Chapitre 8 | 3

198 36 197
                                    

Musique proposée : Stone - Jaymes Young. (En média).


Nous sommes à peine arrivés à l'étage des soins intensifs que je sens déjà mon cœur se serrer. Les chambres défilent devant nous et j'ai envie de faire demi-tour à chaque fois que nous passons une porte supplémentaire, à chaque fois que nous croisons un regard tristement résigné de plus, à chaque fois que j'ose faire un énième pas vers mon frère. Une fois devant la salle deux-cent-vingt-quatre, mon estomac se tord et je m'arrête net. West se tourne vers moi et j'ai l'étrange impression qu'il sait exactement ce qui m'arrive. Il passe sa main dans mon dos, avant d'ouvrir la porte et de me pousser doucement à l'intérieur. Encouragé et soulagé par la chaleur de sa paume sur mes vêtements, je trouve la force de pénétrer dans la pièce.

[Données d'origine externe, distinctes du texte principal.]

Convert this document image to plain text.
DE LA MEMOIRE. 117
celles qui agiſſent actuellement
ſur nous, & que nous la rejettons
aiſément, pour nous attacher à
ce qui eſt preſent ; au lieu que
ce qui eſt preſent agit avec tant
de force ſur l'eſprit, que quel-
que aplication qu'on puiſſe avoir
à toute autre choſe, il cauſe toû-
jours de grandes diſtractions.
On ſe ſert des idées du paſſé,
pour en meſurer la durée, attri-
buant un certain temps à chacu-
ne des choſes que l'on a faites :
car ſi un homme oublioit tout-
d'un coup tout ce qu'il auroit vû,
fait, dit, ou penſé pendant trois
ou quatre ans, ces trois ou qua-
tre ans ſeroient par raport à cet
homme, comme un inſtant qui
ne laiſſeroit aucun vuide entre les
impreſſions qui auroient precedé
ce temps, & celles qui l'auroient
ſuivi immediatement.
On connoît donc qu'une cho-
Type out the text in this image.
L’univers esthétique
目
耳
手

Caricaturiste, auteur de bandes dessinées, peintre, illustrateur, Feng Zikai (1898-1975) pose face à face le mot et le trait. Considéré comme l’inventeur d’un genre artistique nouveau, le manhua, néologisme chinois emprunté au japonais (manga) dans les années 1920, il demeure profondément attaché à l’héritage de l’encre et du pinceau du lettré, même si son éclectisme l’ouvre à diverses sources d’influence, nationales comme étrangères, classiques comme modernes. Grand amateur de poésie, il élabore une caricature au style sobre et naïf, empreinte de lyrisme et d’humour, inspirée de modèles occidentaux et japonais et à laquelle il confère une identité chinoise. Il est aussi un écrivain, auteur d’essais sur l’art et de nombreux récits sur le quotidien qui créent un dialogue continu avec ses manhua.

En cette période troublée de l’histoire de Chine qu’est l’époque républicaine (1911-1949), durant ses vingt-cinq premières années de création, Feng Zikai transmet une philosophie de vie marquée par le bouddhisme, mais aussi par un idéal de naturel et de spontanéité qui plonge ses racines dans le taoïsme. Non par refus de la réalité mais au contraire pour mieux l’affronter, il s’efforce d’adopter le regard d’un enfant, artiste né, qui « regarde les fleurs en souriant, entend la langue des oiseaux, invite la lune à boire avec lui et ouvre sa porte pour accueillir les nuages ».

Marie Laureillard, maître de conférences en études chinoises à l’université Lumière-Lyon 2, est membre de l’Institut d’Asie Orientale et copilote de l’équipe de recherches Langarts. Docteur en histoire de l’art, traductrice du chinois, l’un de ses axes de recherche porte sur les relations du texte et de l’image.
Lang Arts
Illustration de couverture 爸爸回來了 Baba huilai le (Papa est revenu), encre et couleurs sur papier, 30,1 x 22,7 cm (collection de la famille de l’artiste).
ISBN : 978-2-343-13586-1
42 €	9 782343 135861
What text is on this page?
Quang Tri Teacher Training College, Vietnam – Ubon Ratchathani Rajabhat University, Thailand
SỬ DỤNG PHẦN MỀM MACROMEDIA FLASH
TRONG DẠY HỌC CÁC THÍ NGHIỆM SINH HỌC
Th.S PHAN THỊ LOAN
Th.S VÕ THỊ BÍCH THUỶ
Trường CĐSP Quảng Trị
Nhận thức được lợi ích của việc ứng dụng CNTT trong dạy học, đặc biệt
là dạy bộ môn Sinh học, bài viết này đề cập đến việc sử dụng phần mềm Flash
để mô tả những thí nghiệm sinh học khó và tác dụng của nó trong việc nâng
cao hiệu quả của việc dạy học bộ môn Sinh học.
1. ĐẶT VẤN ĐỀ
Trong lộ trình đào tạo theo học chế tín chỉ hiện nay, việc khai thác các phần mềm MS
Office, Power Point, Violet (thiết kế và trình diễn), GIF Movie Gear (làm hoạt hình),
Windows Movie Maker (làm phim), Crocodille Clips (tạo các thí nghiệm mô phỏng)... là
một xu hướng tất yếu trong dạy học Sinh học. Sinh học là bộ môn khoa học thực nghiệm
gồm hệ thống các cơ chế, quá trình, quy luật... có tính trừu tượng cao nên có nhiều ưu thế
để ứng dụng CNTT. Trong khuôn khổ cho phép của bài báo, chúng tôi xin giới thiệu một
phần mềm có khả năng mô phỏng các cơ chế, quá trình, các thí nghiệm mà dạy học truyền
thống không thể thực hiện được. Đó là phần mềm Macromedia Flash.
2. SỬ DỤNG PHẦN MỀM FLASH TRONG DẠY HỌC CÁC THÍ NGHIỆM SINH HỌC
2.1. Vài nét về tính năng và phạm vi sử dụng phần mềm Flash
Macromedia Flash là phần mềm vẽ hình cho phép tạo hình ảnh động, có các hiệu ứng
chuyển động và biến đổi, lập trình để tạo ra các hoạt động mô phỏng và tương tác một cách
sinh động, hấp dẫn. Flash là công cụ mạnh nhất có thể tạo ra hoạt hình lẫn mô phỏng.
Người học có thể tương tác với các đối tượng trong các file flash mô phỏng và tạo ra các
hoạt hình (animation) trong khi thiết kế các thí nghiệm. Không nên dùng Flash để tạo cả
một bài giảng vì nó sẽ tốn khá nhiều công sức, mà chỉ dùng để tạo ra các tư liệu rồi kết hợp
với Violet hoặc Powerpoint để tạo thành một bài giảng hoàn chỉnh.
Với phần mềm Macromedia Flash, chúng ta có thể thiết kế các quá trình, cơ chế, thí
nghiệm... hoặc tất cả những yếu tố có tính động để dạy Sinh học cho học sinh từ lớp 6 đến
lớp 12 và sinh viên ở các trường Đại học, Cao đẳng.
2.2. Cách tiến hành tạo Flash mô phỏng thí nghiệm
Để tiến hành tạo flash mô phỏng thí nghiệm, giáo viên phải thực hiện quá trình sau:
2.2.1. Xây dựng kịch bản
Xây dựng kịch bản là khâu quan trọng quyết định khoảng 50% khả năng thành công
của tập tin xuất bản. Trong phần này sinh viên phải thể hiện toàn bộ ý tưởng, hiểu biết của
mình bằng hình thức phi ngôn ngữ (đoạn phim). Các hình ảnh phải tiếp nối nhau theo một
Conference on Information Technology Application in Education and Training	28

Mes prunelles parcourent lentement la salle, puis se cognent contre les fenêtres qui donnent sur un parking répugnant. Elles s'attardent sur les murs trop gris, trop ternes. Elles sautent de machine en machine, en tentant toujours d'éviter le corps presque sans vie de Charlie. Ce corps si fragile qui ne respire qu'avec un tuyau, qui ne survit que grâce à des bruits blancs et répétés, qui n'est là seulement parce que personne n'arrive à le laisser partir. Lorsqu'enfin je suis en mesure de poser les yeux sur la figure pâle de ce petit garçon qui ne devrait pas être là, ma mâchoire se crispe. Une douleur insupportable grandit à l'intérieur de ma gorge et j'ai envie de hurler. Je suis tenté de m'approcher de lui, de l'attraper fermement par les bras pour le secouer et lui ordonner de se réveiller. Je voudrais tellement avoir la chance de revoir la couleur incroyable de ses iris clairs et la lueur de joie qui y régnait. J'aimerais tant qu'il se mette à rire en me disant d'arrêter de le secouer comme ça, qu'il ne dort plus maintenant. Mais au lieu d'illuminer la pièce avec son merveilleux sourire, il reste là, inerte, avec tous ces pansements, toutes ces perfusions, toutes ces immondices qui n'ont rien à faire là et que je meurs d'envie de lui arracher.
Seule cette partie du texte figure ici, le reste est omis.